Friday of the Fourth Week of Lent

Scripture Readings 

Like so many Catholics, the last part of this week has been filled with the excitement about the election of the new pope.  Habemus papam!  I was at work, in a meeting when a colleague knocked on the door and said, "White smoke!"  And we all went trotting out to watch Vatican TV on someone's computer.  When the name and the man were finally announced, there was a kind of jubilant wonder.

Then when I read today's scriptures, I couldn't help but reflect on how much Pope Francis exhibits the characteristics in today's first reading (Wisdom 2:1a, 12-22). It says, "Because his life is not like that of others, and different are his ways" - and how different is the life and witness of this cardinal from the Global South?  This man who lived in a small apartment, who cooked his own meals, who worked directly among the poor - how amazing!  I'm so captivated by him precisely because he practices what he preaches.  I wouldn't blame him at all for living as a cardinal, with the chauffeur and the cook and so on.  But he doesn't, and that is part of what makes him so compelling to me as a person.  In these initial days as pope, he has continued a path of doing things his own way, with humility (including going to the convent where he and the other cardinals had stayed, to pick up his own luggage and pay his own bill).  The simplicity and humility, the desire to follow Jesus and not to let that way be deterred by illusions of power or money and so on - that's compelling.

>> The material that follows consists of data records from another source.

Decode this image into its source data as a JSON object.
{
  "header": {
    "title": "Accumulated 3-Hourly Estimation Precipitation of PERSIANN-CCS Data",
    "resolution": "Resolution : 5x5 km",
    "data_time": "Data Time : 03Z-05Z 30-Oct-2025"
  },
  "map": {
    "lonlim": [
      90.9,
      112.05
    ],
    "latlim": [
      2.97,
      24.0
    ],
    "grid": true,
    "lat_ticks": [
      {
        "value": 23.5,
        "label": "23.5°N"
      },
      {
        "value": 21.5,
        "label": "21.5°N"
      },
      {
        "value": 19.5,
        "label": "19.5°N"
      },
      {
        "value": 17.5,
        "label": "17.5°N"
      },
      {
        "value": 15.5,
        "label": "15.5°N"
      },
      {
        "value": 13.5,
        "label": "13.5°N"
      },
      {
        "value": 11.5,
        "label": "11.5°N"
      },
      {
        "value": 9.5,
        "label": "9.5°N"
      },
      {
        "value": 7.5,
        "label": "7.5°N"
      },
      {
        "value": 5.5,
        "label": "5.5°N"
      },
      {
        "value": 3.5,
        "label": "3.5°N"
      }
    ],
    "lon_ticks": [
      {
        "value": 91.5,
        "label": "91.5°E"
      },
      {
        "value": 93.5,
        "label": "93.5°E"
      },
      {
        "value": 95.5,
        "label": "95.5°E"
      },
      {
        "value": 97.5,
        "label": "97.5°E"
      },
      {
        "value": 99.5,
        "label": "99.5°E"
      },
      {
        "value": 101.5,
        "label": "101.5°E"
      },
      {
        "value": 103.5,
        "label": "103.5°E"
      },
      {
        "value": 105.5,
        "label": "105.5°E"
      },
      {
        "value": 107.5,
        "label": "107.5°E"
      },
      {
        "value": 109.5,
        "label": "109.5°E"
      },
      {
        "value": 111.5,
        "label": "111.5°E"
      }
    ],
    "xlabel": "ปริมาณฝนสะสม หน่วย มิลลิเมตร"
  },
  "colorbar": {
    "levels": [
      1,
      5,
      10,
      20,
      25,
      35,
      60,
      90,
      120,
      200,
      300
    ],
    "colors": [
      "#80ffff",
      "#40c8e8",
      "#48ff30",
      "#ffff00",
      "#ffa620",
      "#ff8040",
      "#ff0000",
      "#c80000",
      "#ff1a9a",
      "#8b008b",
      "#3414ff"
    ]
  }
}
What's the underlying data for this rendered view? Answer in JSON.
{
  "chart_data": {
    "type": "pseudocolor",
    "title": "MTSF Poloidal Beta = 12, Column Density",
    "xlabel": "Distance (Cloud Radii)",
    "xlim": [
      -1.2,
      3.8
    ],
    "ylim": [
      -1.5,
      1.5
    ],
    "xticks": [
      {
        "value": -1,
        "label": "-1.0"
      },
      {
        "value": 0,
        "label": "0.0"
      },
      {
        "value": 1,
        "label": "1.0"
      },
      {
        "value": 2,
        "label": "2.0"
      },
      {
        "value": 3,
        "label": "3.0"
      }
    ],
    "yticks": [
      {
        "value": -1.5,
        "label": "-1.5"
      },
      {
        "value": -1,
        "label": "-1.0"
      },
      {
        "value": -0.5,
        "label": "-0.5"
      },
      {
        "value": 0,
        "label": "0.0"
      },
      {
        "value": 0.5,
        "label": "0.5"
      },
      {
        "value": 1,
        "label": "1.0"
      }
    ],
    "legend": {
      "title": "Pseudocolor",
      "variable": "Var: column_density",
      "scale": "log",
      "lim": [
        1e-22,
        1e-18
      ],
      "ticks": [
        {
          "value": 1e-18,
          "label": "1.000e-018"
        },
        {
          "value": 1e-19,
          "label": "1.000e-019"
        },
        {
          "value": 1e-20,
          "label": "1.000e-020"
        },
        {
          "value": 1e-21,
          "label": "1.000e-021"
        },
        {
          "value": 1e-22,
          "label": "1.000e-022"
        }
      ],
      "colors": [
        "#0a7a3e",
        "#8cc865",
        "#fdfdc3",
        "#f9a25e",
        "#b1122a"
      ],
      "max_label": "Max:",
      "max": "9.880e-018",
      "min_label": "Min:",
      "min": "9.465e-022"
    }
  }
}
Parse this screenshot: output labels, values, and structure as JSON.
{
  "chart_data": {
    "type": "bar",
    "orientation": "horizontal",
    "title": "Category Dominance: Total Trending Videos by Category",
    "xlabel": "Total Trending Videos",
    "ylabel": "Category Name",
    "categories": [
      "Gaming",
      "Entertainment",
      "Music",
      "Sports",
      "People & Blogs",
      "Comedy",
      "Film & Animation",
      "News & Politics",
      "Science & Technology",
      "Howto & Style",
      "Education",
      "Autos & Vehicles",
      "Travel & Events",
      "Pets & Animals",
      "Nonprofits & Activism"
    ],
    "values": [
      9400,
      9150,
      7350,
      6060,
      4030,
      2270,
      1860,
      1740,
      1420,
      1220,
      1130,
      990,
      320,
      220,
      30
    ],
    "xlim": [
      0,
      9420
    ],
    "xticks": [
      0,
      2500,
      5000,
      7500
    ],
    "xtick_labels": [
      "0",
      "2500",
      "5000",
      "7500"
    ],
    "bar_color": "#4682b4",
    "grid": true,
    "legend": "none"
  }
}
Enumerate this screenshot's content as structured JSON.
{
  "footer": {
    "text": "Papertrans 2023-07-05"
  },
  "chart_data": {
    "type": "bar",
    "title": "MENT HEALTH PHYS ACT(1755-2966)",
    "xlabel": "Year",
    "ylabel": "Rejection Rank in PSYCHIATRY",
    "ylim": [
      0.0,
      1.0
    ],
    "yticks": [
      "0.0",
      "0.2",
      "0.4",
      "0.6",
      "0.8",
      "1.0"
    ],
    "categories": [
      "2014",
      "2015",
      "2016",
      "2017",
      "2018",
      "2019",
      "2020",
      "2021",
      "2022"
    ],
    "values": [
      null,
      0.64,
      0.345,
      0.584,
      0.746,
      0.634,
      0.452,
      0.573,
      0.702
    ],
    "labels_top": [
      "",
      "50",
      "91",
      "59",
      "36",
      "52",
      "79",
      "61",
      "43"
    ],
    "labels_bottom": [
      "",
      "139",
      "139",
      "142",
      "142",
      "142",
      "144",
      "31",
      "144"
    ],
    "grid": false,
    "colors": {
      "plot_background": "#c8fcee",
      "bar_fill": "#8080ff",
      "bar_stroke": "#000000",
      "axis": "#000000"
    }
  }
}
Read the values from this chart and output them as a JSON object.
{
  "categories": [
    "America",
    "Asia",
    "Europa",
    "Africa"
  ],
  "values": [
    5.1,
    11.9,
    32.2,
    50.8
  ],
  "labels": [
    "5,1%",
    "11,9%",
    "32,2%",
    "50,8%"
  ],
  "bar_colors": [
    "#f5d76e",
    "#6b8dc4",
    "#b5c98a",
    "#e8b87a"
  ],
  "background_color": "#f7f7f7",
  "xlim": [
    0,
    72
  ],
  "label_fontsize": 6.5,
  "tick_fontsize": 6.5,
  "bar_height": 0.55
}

Of course, today's first reading is not about the pope - it is a prophetic statement about Jesus and it is preparing us to walk the rest of the way through Lent to the cross and the resurrection.  "Let us test him" say the wicked ones in this passage.  They hope they can prove that Jesus is false - that at the slightest hint of death or torture or other horrible thing he will stop being so "goody two shoes" and will instead reveal himself as the false prophet he is.

That does not happen, though in the gospel we wonder at first.  (John 7:1-2, 10, 25-30).  Jesus goes in secret, hides, and makes us wonder: is he for real?  Or is he just being dishonest about who he is.  But then we find out that this is not the case, as we continue reading the passage.  For when people start asking questions and raising the alarm, he throws off the secrecy, stands up in the temple, and very publicly proclaims who he is and why he has come.

Jesus throws off power, throws off money, throws off all kinds of worldly things, all kinds of selfish inclinations, in favor of being God for us.  He is so in love with us that he takes that love to his death, rather than turn his love into something false through selfish motivations.  Pope Francis offers us a witness to Jesus in his own actions.  We say Habemus Papam!  But we mean, always and forever, "Habemus Christum" - we have a Christ! Someone who has loved us completely!"

May we, today, be likewise witnesses in favor of loving others, and against our own desires to be famous or powerful.